Alexandria, pelo que eles viam, era uma cidade realmente grande. Com cerca de dois milhões de habitantes, merece o nome de 'capital do Mundo'. O comércio é baseado numa forma mais capitalista de ser, onde a moeda local, o Dracma, compra quase tudo o que se pode vender.

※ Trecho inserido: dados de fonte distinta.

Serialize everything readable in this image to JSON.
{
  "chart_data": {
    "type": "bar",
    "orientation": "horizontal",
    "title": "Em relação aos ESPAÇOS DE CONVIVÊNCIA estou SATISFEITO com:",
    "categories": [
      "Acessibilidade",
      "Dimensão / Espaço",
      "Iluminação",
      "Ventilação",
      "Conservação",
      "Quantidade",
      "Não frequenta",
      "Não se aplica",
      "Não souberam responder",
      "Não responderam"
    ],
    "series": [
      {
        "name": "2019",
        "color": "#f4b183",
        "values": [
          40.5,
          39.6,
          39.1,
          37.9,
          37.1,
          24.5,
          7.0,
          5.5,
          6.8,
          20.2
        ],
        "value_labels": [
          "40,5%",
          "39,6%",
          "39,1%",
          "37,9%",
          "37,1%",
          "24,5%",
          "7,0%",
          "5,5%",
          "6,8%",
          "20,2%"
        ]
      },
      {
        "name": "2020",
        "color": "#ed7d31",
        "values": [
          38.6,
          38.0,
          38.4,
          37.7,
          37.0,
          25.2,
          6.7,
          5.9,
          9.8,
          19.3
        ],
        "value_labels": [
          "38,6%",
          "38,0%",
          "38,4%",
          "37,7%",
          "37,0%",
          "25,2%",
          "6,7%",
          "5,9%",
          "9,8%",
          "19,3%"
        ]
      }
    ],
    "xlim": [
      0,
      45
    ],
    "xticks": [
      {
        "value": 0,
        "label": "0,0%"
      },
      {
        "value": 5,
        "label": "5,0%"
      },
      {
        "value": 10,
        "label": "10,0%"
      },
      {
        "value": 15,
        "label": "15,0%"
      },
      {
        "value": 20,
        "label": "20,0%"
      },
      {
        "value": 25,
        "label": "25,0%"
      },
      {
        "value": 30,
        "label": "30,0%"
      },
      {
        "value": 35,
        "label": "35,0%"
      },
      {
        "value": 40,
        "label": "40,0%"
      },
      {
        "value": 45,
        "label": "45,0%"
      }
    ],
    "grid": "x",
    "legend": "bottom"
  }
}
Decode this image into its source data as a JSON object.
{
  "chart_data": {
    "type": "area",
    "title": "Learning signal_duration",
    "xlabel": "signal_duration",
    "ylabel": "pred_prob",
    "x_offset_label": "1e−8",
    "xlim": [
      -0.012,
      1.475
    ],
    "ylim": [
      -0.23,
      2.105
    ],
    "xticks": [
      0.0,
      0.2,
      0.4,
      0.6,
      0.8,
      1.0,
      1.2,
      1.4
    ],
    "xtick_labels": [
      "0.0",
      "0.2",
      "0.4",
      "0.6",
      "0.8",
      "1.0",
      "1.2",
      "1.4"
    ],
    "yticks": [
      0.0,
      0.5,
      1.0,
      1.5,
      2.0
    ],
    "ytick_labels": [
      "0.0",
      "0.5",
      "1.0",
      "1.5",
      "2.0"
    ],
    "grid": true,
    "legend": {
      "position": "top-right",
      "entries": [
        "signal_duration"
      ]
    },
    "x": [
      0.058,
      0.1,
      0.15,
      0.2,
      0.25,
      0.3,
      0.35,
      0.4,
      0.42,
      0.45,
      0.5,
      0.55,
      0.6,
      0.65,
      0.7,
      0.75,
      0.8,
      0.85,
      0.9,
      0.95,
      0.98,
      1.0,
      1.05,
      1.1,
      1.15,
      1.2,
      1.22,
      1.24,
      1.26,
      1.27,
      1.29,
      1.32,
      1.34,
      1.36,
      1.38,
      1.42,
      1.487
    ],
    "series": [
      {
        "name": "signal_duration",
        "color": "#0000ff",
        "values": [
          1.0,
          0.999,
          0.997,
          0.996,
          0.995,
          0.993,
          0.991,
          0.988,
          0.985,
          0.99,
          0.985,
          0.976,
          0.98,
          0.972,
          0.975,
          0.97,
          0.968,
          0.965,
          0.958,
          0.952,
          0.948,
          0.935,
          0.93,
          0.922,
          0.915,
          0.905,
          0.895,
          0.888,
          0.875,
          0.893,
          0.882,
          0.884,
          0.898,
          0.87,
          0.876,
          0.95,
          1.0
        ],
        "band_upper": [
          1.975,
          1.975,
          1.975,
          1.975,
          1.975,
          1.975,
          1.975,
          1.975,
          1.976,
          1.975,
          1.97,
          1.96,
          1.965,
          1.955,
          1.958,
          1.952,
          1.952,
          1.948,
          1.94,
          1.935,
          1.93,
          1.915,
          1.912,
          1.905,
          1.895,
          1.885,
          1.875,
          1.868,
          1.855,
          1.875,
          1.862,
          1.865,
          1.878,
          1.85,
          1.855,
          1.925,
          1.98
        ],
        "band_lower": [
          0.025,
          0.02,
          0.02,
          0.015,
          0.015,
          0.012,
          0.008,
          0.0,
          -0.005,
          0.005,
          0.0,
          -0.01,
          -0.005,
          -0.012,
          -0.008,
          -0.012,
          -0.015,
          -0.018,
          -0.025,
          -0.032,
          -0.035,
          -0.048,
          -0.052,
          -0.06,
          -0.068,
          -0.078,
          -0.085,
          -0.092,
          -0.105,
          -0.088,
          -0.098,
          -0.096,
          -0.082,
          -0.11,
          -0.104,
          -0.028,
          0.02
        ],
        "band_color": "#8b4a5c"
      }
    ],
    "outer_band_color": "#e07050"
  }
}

As ruas são algumas estreitas, outras mais largas, basicamente como a Paris do Imperador Napoleão III, que transformou a capital francesa numa obra de arte arquitetônica. Com prefeitura fixa, porém sem um governante, de fato, a cidade sobrevive da exportação de madeira e de escolas de mágika. Algumas lojas mais famosas, que vendem aparatos mágicos, movimentam, também, uma enorme quantia de dinheiro. Os bares e tavernas só abrem à noite, e são o ponto de encontro de aventureiros, guerreiros, viajantes e bardos, que passam a noite cantando ou contando estórias para ganhar algum trocado. A cidade é cercada por uma pequena floresta que, por não ter uma importância muito grande para as pessoas da região, recebeu o nome de Floresta Sem-Importância. A oeste, temos o Mar.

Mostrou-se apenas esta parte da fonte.